Local event planners and venues sign letter to Gov. Newsom

Thursday, March 11, 2021
Local event planners and venues pen letter to Gov. Newsom
The letter points out that the governor's Blueprint for a Safer Economy does not include direction for large-scale business meetings.

FRESNO, Calif. (KFSN) -- While other industries are hoping for immediate openings, event planners and venues are looking years ahead.

"We are usually working two, three, even more than that," says Nellie Freeborn with Visit Visalia.

Exactly 131 tourism groups, hotels and venues -- including several in the Central Valley -- signed a letter to Gov. Gavin Newsom asking for a plan to safely hold events in the future.

"We just want some guidelines so that when the time is right, when the time is ready to reopen, that we have that structure in place," Freeborn said. "That we can make the appropriate plans necessary."

The letter points out that the governor's Blueprint for a Safer Economy does not include direction for large-scale business meetings, events and conventions.

Nor guidelines for safe future re-openings.

"We are sending a misleading signal that California is closed for business indefinitely," says Ray Roa with the Fresno Convention Center.

The concern is annual events and conferences that once took place in the Golden State will move elsewhere, costing California billions in economic activity.

"Meeting planners have to make decisions and without having guidance, they have to be able to move forward in their planning, so we have seen leakage out to other states," Freeborn said.

Visit Visalia says, in the past, conventions and events drew out as many as 50,000 attendees to the city in a single year.

"Tourism represents $151 million, or at least it did in 2019," Freeborn said.

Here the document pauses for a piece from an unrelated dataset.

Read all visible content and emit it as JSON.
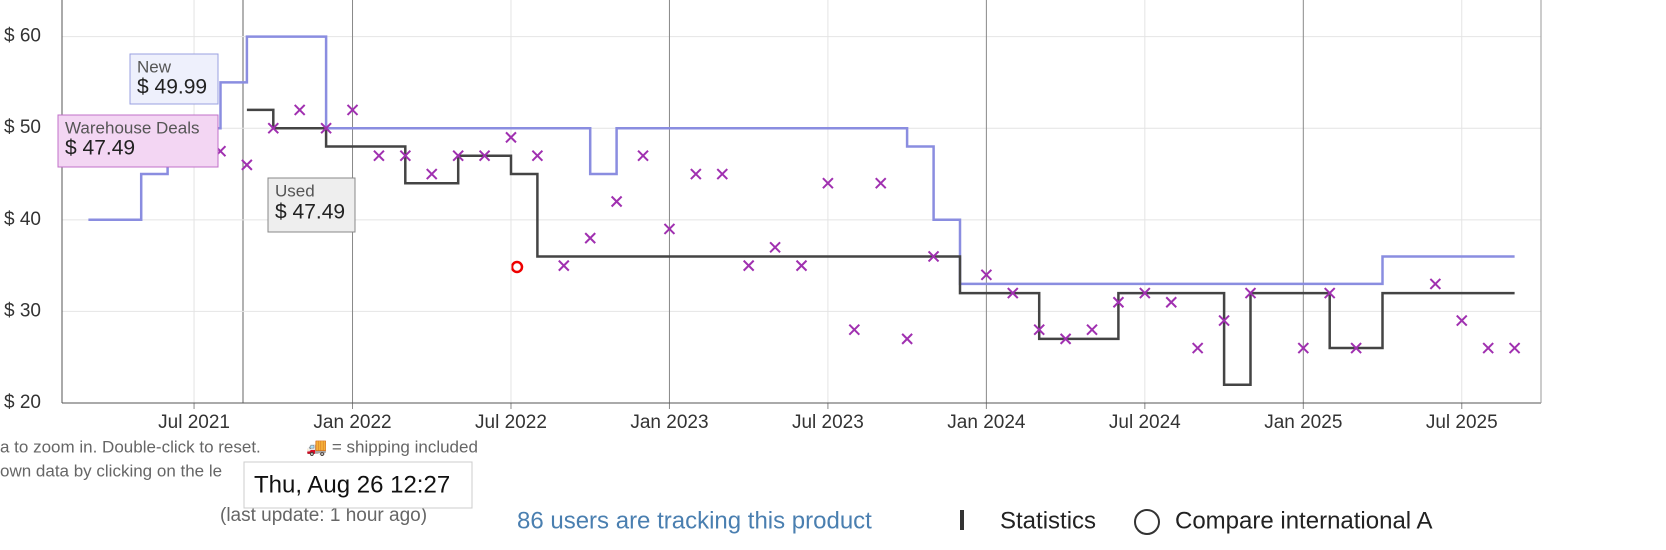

The cancellations of events, including the World Ag Expo in Tulare County, meant a slower start for the city's newest downtown hotel--The Darling.

Even without a single event in the books over the last year, the Fresno Convention Center didn't exactly sit empty.

Throughout the pandemic, the space has housed extra hospital beds. It is available when local ICU's reach capacity.

But as COVID vaccines become more widely available, the venue organizers say it's time to put plans in place for the years ahead.

Action News is waiting on an update from Gov. Newsom's office and state health officials on when such guidelines might be released.